Greek Myth and the Modern World, a course examining the ways in which Greek myths, their motifs and their symbolic logics have influenced modern Western culture and society, will be taught by Anthony Bulloch of the Classics department. Participants will read major ancient Greek texts such as Homer's Odyssey and Hesiod's Theogony, along with the writings of Freud, Cocteau, Satre, and others.

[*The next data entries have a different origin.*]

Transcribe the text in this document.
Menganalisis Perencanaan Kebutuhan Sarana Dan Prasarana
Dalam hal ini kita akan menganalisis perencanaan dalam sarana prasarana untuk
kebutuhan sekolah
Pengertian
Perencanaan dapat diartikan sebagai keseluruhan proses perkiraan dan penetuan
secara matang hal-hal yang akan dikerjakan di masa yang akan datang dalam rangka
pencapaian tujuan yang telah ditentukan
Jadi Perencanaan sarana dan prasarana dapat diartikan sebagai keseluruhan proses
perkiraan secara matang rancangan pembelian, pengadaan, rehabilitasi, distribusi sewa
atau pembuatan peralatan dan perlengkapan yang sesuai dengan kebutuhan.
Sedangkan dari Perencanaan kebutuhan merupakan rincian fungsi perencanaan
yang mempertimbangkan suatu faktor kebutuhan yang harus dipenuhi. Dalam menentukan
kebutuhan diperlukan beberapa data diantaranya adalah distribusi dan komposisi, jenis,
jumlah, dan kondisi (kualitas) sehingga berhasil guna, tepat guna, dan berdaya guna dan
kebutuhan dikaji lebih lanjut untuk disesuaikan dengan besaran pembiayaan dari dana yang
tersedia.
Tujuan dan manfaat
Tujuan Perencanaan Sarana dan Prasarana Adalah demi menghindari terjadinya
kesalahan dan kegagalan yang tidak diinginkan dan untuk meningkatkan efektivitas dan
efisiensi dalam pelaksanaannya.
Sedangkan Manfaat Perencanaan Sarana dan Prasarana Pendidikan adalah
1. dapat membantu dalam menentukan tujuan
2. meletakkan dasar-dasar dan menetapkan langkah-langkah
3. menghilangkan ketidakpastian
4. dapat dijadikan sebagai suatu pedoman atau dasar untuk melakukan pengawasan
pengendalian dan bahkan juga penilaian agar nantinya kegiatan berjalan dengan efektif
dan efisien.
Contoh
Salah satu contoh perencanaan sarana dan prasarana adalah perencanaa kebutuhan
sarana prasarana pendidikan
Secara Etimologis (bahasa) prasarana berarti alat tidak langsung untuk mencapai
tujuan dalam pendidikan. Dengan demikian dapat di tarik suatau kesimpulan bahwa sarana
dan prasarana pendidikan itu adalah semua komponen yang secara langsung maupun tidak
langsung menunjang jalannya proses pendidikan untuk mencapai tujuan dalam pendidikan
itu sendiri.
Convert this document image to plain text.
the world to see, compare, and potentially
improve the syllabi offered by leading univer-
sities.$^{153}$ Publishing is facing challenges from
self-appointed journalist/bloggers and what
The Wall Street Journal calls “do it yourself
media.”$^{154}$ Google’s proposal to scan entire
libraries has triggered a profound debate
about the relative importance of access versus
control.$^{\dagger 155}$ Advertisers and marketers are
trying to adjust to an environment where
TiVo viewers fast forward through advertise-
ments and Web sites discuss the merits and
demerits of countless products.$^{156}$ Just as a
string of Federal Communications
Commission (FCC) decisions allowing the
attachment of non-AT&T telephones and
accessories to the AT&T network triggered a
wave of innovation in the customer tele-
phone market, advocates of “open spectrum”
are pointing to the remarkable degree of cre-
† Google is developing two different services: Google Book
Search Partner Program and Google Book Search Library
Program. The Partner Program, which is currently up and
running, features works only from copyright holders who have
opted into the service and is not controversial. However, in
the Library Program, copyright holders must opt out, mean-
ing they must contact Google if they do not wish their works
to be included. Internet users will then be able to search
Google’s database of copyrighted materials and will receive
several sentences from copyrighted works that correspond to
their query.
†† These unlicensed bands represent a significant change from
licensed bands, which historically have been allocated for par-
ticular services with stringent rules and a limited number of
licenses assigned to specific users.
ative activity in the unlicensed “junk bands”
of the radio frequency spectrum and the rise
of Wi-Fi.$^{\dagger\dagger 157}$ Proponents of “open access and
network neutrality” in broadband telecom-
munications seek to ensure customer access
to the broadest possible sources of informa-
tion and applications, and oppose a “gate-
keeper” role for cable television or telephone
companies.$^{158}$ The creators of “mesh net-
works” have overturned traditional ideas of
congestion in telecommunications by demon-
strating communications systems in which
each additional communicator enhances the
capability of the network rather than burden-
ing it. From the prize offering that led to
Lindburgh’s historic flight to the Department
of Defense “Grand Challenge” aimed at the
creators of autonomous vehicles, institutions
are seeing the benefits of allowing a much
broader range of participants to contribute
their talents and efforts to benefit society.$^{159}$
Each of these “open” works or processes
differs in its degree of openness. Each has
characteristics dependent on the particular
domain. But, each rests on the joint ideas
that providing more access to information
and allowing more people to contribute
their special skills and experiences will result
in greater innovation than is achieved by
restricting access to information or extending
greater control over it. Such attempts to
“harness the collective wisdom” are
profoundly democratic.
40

Astrobiology iconAstrobiology is the exciting new discipline covering the scientific search for life in the Universe. Drawing on astronomy, biology, geography, geology, and paleontology, the course will examine issues such as the history of the solar system, early history of life on earth, the search for life on Mars, and the ethics of planetary exploration. Integrative Biology Professor Jere Lipps will lead; see the course web site from last year for more info.

The course Renaissance Engineers looks back on the remarkable period in Western history when artist-engineers such as Leonardo Da Vinci designed magnificent and innovative machines and buildings. The course hinges on interdisciplinary collaboration: it will bring together faculty from the College of Engineering, the College of Environmental Design, and the College of Letters and Science. It will be taught by two engineering professors (Jim Casey of Mechanical Engineering and Filip Filppou of Civil Engineering) a history professor (Roger Hahn) and an architectural historian (Professor Stephen Tobriner). In keeping with the collaborative nature of this cross-disciplinary course, L & S students and Engineering students will work together on a final project to study a machine or building from both a technological and social perspective.